A 15-minute drive from the centre of Jerez, high in the rolling hills where palamino fino grows and flourishes for sherry, we find Bodegas Luis Pérez. On the beautiful estate from 1844 – restored with impressive architecture – Luis Pérez Rodrigues, professor-oenologist at the University of Cadíz, planted grape varieties from other regions in 2002, such as syrah, petit verdot, merlot, tempranillo and cabernet sauvignon. The combination of soil, climate, grapes and his expertise brought him success. So much success that his son Willy was able to fully pioneer his dream: bringing back the age-old, traditional way of making wine from Jerez de la Frontera. With native grape varieties such as tintilla de rota, palomino fino and pedro-ximénez.

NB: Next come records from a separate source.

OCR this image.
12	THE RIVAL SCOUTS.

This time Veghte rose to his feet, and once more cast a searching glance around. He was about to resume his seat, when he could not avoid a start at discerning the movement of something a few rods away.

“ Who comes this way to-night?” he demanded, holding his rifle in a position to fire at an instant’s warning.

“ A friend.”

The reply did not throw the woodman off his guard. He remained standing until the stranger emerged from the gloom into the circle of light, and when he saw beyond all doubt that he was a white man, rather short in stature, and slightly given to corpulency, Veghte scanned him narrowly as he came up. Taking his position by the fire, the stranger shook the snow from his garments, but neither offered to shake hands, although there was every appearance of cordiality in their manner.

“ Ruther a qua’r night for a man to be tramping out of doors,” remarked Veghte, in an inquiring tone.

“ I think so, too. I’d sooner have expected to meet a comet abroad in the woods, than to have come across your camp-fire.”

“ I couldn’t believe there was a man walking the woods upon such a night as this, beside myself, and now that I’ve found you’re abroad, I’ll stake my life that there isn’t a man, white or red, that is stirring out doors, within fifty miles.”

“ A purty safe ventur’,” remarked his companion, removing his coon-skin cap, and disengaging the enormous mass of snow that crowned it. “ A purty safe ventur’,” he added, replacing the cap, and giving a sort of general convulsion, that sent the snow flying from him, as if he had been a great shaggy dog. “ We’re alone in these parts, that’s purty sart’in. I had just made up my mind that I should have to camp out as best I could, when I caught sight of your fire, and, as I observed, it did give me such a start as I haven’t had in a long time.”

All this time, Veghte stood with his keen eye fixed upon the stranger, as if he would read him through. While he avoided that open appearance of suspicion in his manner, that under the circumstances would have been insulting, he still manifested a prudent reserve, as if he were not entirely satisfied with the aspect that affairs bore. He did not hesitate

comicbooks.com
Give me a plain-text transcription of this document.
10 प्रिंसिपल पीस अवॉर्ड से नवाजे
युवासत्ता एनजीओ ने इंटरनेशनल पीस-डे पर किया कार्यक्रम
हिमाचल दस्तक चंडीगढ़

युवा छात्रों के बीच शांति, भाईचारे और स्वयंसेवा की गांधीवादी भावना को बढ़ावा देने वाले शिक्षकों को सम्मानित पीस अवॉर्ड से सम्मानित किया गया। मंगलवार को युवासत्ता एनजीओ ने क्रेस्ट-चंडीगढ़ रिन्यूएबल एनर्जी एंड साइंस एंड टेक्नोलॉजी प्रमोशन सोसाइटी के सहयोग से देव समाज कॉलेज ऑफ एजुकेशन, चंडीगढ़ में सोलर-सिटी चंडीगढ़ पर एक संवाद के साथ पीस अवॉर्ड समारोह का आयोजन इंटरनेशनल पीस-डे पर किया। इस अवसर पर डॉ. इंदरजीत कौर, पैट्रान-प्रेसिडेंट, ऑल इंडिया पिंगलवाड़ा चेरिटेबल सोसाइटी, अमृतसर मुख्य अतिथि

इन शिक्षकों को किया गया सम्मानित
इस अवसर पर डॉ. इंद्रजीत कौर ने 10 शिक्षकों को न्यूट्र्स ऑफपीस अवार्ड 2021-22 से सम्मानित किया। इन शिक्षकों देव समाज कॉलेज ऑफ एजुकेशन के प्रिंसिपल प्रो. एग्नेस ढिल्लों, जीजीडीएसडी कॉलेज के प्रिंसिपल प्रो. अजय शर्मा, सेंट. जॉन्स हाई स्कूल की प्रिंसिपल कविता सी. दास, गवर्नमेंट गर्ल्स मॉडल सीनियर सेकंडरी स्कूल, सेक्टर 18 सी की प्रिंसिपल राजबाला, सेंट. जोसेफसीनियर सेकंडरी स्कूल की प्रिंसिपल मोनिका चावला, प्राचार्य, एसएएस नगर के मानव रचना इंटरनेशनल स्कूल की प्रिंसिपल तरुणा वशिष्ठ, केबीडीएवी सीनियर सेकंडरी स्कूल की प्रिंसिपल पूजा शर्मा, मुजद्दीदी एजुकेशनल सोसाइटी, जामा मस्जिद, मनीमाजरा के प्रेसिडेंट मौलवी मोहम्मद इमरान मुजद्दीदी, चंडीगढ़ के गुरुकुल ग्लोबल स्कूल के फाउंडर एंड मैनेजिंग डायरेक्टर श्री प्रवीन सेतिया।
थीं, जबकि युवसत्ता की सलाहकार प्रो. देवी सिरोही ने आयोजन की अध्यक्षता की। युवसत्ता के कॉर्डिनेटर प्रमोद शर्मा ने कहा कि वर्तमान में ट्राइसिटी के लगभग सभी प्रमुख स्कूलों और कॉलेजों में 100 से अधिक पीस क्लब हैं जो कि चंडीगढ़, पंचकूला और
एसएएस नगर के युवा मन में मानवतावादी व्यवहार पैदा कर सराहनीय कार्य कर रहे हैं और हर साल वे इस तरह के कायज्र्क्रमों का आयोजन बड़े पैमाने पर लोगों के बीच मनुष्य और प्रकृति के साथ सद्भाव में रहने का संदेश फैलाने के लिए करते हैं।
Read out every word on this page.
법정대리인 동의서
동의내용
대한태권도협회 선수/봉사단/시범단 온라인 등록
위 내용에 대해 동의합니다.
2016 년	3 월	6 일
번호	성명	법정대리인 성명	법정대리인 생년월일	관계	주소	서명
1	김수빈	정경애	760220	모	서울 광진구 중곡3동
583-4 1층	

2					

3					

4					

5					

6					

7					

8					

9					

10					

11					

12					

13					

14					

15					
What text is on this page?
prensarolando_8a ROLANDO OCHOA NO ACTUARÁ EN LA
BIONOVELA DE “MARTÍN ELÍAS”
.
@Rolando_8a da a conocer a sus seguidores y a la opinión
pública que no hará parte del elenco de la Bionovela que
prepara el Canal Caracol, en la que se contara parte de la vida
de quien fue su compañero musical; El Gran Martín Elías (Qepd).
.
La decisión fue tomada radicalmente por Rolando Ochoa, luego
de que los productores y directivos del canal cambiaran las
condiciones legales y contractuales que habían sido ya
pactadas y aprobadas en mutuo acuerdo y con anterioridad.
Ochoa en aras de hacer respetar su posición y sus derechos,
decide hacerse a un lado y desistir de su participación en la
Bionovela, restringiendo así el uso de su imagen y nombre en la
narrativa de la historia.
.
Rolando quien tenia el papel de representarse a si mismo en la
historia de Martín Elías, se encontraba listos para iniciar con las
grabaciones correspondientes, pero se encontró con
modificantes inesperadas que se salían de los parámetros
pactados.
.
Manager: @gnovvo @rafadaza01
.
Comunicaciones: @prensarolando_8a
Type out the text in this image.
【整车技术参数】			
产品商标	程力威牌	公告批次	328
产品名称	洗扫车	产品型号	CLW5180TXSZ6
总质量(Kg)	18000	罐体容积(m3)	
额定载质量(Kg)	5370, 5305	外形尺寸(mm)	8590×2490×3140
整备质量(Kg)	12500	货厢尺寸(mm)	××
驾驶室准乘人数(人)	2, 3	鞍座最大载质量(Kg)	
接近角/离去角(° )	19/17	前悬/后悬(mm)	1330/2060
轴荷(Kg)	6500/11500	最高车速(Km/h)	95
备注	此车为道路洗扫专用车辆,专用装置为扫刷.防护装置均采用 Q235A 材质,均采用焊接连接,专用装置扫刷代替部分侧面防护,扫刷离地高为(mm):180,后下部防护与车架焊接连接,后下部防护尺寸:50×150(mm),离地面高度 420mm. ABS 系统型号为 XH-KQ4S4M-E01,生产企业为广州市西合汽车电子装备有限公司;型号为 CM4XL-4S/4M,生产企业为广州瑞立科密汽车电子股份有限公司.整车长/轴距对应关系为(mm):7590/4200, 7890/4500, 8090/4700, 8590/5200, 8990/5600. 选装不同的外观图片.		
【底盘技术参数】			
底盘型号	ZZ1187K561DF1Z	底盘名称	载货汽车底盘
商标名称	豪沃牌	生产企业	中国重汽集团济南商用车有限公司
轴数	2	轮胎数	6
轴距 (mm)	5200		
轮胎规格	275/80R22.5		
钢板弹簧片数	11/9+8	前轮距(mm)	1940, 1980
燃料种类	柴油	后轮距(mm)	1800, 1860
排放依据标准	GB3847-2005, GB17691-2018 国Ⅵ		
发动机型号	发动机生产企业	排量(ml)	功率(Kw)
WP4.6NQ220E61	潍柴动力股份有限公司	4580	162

The return of the vineyard in Jerez
Willy’s first was the 2011 vintage, with 600 bottles of tintilla de rota. Since then, he has developed into one of the masters of the new way of making wine in Jerez. In 2013, he started vinifying sherry wines from specific vineyards: “Our soil consists of a unique mixture of limestone, clay and marl, with 30% limestone. The high altitude and the limited distance to the sea create a microclimate where the wind provides the necessary cooling and ventilation of the vineyard. The albariza soil in Jerez is not homogeneous, there are many varieties. Our bodega is therefore divided into three ‘pagos’.”

Beautiful red wines from tintilla de rota
The El Calderín del Obispo vineyards in Balbaína Alta, planted with tintilla de rota (known in Rioja as graciano), are closest to the Atlantic Ocean, which makes for fresh, elegant red wines. However, Willy’s showpieces come from Carrascal, 20 km from the ocean, between Almocadén and Macharnudo Alto. It is one of the four best-rated vineyards in Jerez. Of the 60 hectares of albariza soil, 30 hectares are planted with 45-year-old palomino fino. The other half consists of other local grapes such as pedro-ximénez and tintilla de rota.

Palomino fino from Carrascal
This is where the exciting white wine ‘El Muelle’ and the series ‘La Barajuela’ come from with an unfortified Fino, Willy Pérez’s most beautiful wine. Barajuela is a type of soil, an albariza variety, with an average amount of calcium carbonate, a slightly yellowish hue and a specific, laminated structure of different layers on top of each other. Nowadays, palomino grapes are picked when they reach around 12% potential alcohol, but in order to reach the legally required 15% alcohol without enrichment, Willy decided to harvest later, carefully selecting his grapes and leaving them in the sun for 24 to 36 hours. Pérez also fills the barrels more than the usual two-thirds for less flor influence and less evaporation of alcohol.

Successfully back to the 19th century
Willy Pérez wants to prove that palomino fino can be expressive and that the soil can speak, as it did in the 19th century. At that time, Jerez was known for making the most powerful white wines in Europe, by harvesting late and also drying out the palomino fino. Willy tries to return to the ideas of that time (away from the current methods in the Jerez region) and to strengthen the terroir but in a very elegant way. And he seems to succeed very well in that.